Sunday, May 8, 2022

Suan Sonna Corrects Sola Scriptura


Why Sola Scriptura Isn't Compatible with Other Protestant Beliefs w/ Suan Sonna
19th Oct. 2021 | Pints With Aquinas
https://www.youtube.com/watch?v=Gq6gyorv5Go


Hans-Georg Lundahl
Accept the traditions - there goes, as mentioned, Protestants trying to do without bishops or Apostolic succession, but of course also Theistic Evolution.

Jekris Certeza
What tradition is here referring to? How does he know that Paul was referring to RC tradition? The Biblical text where Paul says tradition was clearly referring to the Gospel he was preaching.

Hans-Georg Lundahl
@Jekris Certeza The Gospel he was preaching, no qualms about that.

How do we identify that today?

Well, as he said to hold fast to traditions, he presumed the Church he was part of to be capable to hold fast to traditions - not to abandon them and only a thousand years later have them painstakingly reconstituted by learned scholars looking through the Scriptures.

Holy Scripture has no word saying "the Scriptures will always be faithfully copied somewhere" but it has words saying the Church will hold fast to its primitive traditions.

And this means that all Protestantism is blown out of the water.

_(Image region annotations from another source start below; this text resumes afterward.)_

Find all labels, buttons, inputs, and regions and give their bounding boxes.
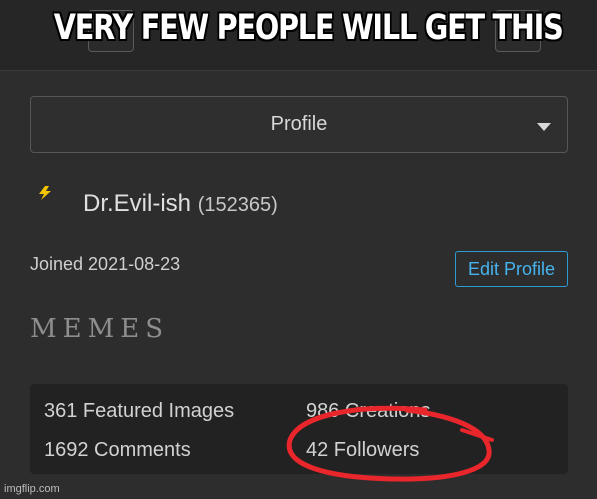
username[interactable]: Dr.Evil-ish: [83, 190, 191, 217]
caret-down-icon: [537, 123, 551, 131]
dropdown-selected-value: Profile: [270, 113, 328, 135]
watermark: imgflip.com: [4, 483, 60, 495]
edit-profile-button[interactable]: Edit Profile: [455, 251, 568, 287]
comments-stat[interactable]: 1692 Comments: [44, 439, 191, 462]
featured-images-stat[interactable]: 361 Featured Images: [44, 400, 234, 423]
followers-stat[interactable]: 42 Followers: [306, 439, 419, 462]
creations-stat[interactable]: 986 Creations: [306, 400, 431, 423]
lightning-bolt-icon: [39, 186, 51, 200]
meme-caption: VERY FEW PEOPLE WILL GET THIS: [53, 8, 564, 48]
profile-dropdown[interactable]: Profile: [30, 96, 568, 153]
section-title: MEMES: [30, 314, 170, 344]
joined-date: Joined 2021-08-23: [30, 254, 181, 274]
username-row: Dr.Evil-ish (152365): [83, 190, 278, 218]
user-points: (152365): [197, 194, 278, 216]
stats-panel: 361 Featured Images 986 Creations 1692 C…: [30, 384, 568, 474]
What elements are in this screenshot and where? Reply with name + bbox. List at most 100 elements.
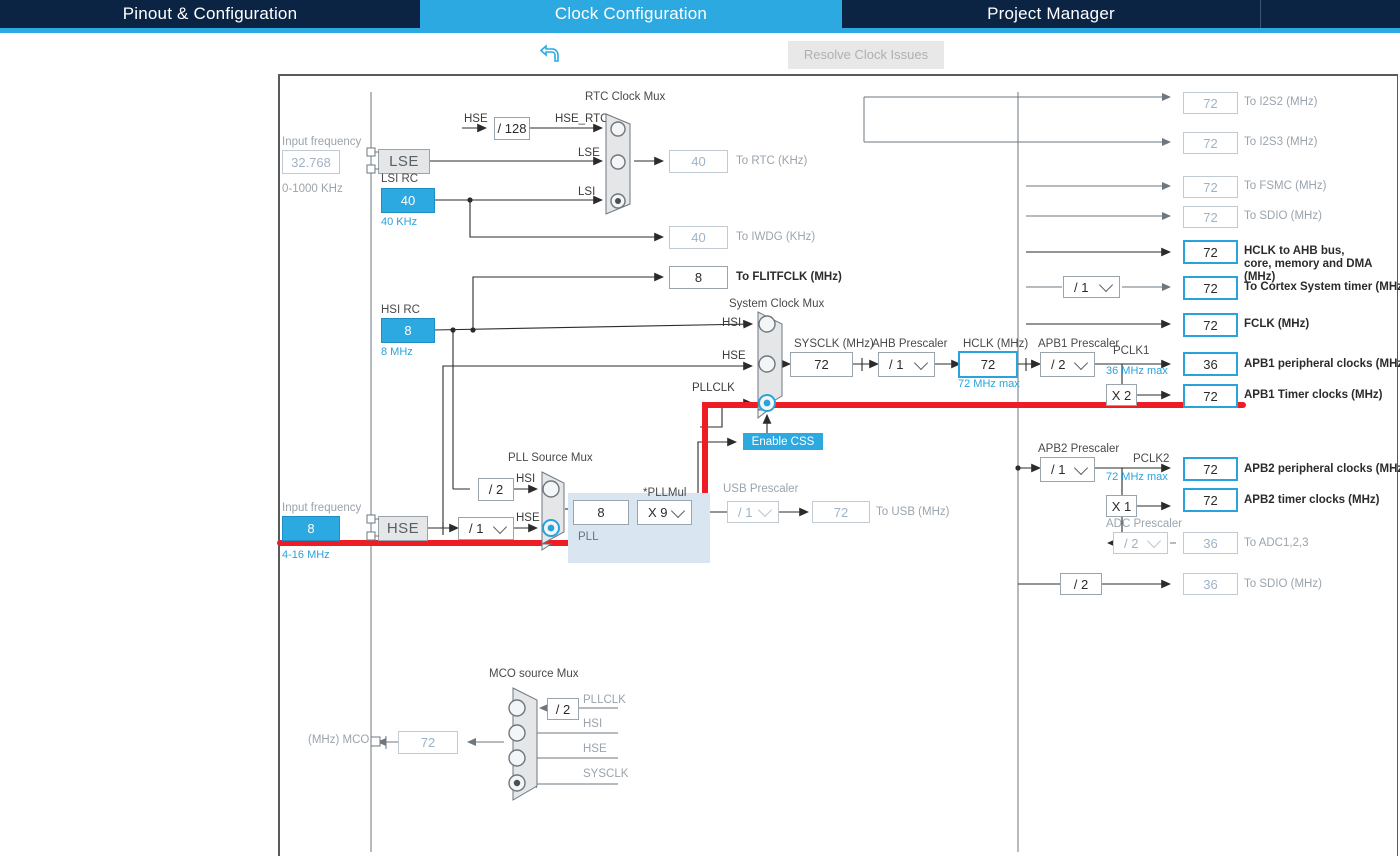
- ahb-prescaler-label: AHB Prescaler: [872, 338, 948, 350]
- hse-rtc-divider: / 128: [494, 117, 530, 140]
- pll-mux-hsi-label: HSI: [516, 473, 536, 485]
- to-usb-label: To USB (MHz): [876, 506, 950, 518]
- tab-bar-filler: [1260, 0, 1400, 28]
- sysclk-mux-pllclk-label: PLLCLK: [692, 382, 735, 394]
- lsi-rc-title: LSI RC: [381, 173, 419, 185]
- apb2-prescaler-value: / 1: [1051, 462, 1066, 477]
- tab-project-manager[interactable]: Project Manager: [842, 0, 1260, 28]
- apb1-timer-clocks-value: 72: [1183, 384, 1238, 408]
- apb1-prescaler-value: / 2: [1051, 357, 1066, 372]
- chevron-down-icon: [757, 502, 773, 518]
- rtc-clock-mux-title: RTC Clock Mux: [585, 91, 666, 103]
- apb2-peripheral-clocks-label: APB2 peripheral clocks (MHz): [1244, 463, 1400, 475]
- tab-clock-configuration[interactable]: Clock Configuration: [420, 0, 842, 28]
- hsi-rc-title: HSI RC: [381, 304, 420, 316]
- apb1-prescaler-select[interactable]: / 2: [1040, 352, 1095, 377]
- usb-prescaler-value: / 1: [738, 504, 753, 520]
- chevron-down-icon: [1098, 277, 1114, 293]
- undo-icon[interactable]: [539, 44, 563, 66]
- pll-input-value: 8: [573, 500, 629, 525]
- to-flitfclk-label: To FLITFCLK (MHz): [736, 271, 842, 283]
- cortex-prescaler-select[interactable]: / 1: [1063, 276, 1120, 298]
- ahb-prescaler-select[interactable]: / 1: [878, 352, 935, 377]
- chevron-down-icon: [1073, 355, 1089, 370]
- adc-prescaler-select[interactable]: / 2: [1113, 532, 1168, 554]
- apb2-timer-multiplier: X 1: [1106, 495, 1137, 517]
- pllmul-select[interactable]: X 9: [637, 500, 692, 525]
- rtc-mux-hse-label: HSE: [464, 113, 488, 125]
- apb1-timer-multiplier: X 2: [1106, 384, 1137, 406]
- hse-pin-connectors: [366, 514, 379, 541]
- mco-source-mux[interactable]: [503, 686, 539, 802]
- rtc-mux-lsi-label: LSI: [578, 186, 596, 198]
- lsi-rc-value[interactable]: 40: [381, 188, 435, 213]
- fclk-label: FCLK (MHz): [1244, 318, 1310, 330]
- chevron-down-icon: [913, 355, 929, 370]
- apb2-prescaler-label: APB2 Prescaler: [1038, 443, 1120, 455]
- hse-rtc-signal-label: HSE_RTC: [555, 113, 609, 125]
- ahb-prescaler-value: / 1: [889, 357, 904, 372]
- mco-pin-connector: [370, 736, 381, 747]
- adc-prescaler-value: / 2: [1124, 535, 1139, 551]
- pclk1-label: PCLK1: [1113, 345, 1150, 357]
- to-adc-label: To ADC1,2,3: [1244, 537, 1309, 549]
- fclk-value: 72: [1183, 313, 1238, 337]
- to-iwdg-value: 40: [669, 226, 728, 249]
- sysclk-label: SYSCLK (MHz): [794, 338, 874, 350]
- enable-css-button[interactable]: Enable CSS: [743, 433, 823, 450]
- pll-hsi-divider: / 2: [478, 478, 514, 501]
- rtc-clock-mux[interactable]: [604, 112, 640, 216]
- to-sdio-label: To SDIO (MHz): [1244, 578, 1322, 590]
- hclk-ahb-bus-value: 72: [1183, 240, 1238, 264]
- system-clock-mux[interactable]: [754, 310, 794, 420]
- sysclk-mux-hse-label: HSE: [722, 350, 746, 362]
- tab-pinout-configuration[interactable]: Pinout & Configuration: [0, 0, 420, 28]
- pll-panel-label: PLL: [578, 531, 599, 543]
- hse-input-frequency-field[interactable]: 8: [282, 516, 340, 541]
- to-iwdg-label: To IWDG (KHz): [736, 231, 816, 243]
- lsi-rc-unit: 40 KHz: [381, 216, 418, 228]
- hse-oscillator-block[interactable]: HSE: [378, 516, 428, 541]
- to-sdio-value: 36: [1183, 573, 1238, 595]
- usb-prescaler-label: USB Prescaler: [723, 483, 799, 495]
- to-rtc-label: To RTC (KHz): [736, 155, 808, 167]
- apb2-prescaler-select[interactable]: / 1: [1040, 457, 1095, 482]
- hse-input-frequency-label: Input frequency: [282, 502, 362, 514]
- pll-source-mux[interactable]: [538, 470, 572, 552]
- pll-mux-hse-label: HSE: [516, 512, 540, 524]
- lse-range-label: 0-1000 KHz: [282, 183, 343, 195]
- lse-pin-connectors: [366, 147, 379, 174]
- mco-mux-hsi-label: HSI: [583, 718, 603, 730]
- hse-divider-value: / 1: [469, 521, 484, 536]
- hclk-ahb-bus-label: HCLK to AHB bus, core, memory and DMA (M…: [1244, 245, 1373, 283]
- lse-oscillator-block[interactable]: LSE: [378, 149, 430, 174]
- to-i2s3-value: 72: [1183, 132, 1238, 154]
- apb1-timer-clocks-label: APB1 Timer clocks (MHz): [1244, 389, 1383, 401]
- to-sdio-ahb-label: To SDIO (MHz): [1244, 210, 1322, 222]
- adc-prescaler-label: ADC Prescaler: [1106, 518, 1183, 530]
- mco-value: 72: [398, 731, 458, 754]
- hsi-rc-unit: 8 MHz: [381, 346, 413, 358]
- resolve-clock-issues-button[interactable]: Resolve Clock Issues: [788, 41, 944, 69]
- to-i2s3-label: To I2S3 (MHz): [1244, 136, 1318, 148]
- mco-mux-hse-label: HSE: [583, 743, 607, 755]
- chevron-down-icon: [670, 503, 686, 518]
- hse-divider-select[interactable]: / 1: [458, 517, 514, 540]
- usb-prescaler-select[interactable]: / 1: [727, 501, 779, 523]
- to-adc-value: 36: [1183, 532, 1238, 554]
- apb2-peripheral-clocks-value: 72: [1183, 457, 1238, 481]
- pllmul-value: X 9: [648, 505, 668, 520]
- hsi-rc-value[interactable]: 8: [381, 318, 435, 343]
- main-tab-bar: Pinout & Configuration Clock Configurati…: [0, 0, 1400, 28]
- pllmul-label: *PLLMul: [643, 487, 687, 499]
- to-i2s2-value: 72: [1183, 92, 1238, 114]
- lse-input-frequency-label: Input frequency: [282, 136, 362, 148]
- cortex-prescaler-value: / 1: [1074, 279, 1089, 295]
- system-clock-mux-title: System Clock Mux: [729, 298, 825, 310]
- lse-input-frequency-field[interactable]: 32.768: [282, 150, 340, 174]
- sysclk-value: 72: [790, 352, 853, 377]
- apb2-max-label: 72 MHz max: [1106, 471, 1168, 483]
- pll-source-mux-title: PLL Source Mux: [508, 452, 593, 464]
- to-cortex-timer-label: To Cortex System timer (MHz): [1244, 281, 1400, 293]
- hclk-label: HCLK (MHz): [963, 338, 1029, 350]
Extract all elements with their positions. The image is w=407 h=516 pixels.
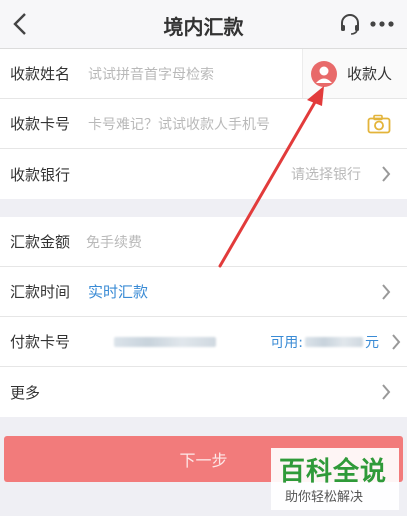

"How does he know that Paul was referring to RC tradition"

The options are:
  • Roman Catholic (as said not the perversions that involve Theistic Evolution)
  • Eastern Orthodox
  • Coptic (also referred to as Monophysite)
  • Armenian (also referred to as Monophysite, though not the same as previous)
  • Assyrian (also referred to as Nestorian).


If we eliminate Nestorians and Monophysites as Christological extremes, that leaves RC and EO.

When we see the differences, between these two, EO is the only with some clearly antipapist bias (RC have Popes in Rome, Coptic and Armenian and Assyrian Churches have bishops over all other bishops, that is a similar position, at Alexandria, Etchmiadzin (I think it is pronounced) and Ecbatana (I think it was)). EO are also the only ones that say unleavened bread is "Judaising heresy" ... I think from there, RC is the safer option.

Would you pretend to Baptist continuity? That would fulfill "hold fast to the traditions" if historically true or even half and half realistic, but it cannot, since historically very clearly false. And I mean very clearly. It is more probable to say that the XXth C. saw a successful Crusade against the Saracens, than that all the centuries between Nicaea and Menno Simons saw a preserved original Baptist tradition. For the crusade you at least have Word War I on the Oriental front (Turks were a successor state to Saladin, and while French and English had forgotten about the Crusade, the English took and the French left to the English a land territory involving the Holy Sepulchre) - or Franco's Crusade against the Reds (Azaña was not a Muslim, but he was, like the Saracens, an enemy of Christendom in Spain). For the Baptist continuity, there are centuries when you have nothing at all concretely historically to point at. I have seen so many adherents of BC / Ruckmanism (or a few so often over) say "but I don't know exactly where my Baptist brethren were in the AD year 600 or between the years 550 and 650, I don't care, there must have been" - well, he didn't know because there weren't any. That blows out BC. And, as said, all forms of Protestantism except BC are theologically at odds with "hold fast to the traditions". Failing to do so was not an option for the Church that Christ founded. Not with the promise in Mt 28:20.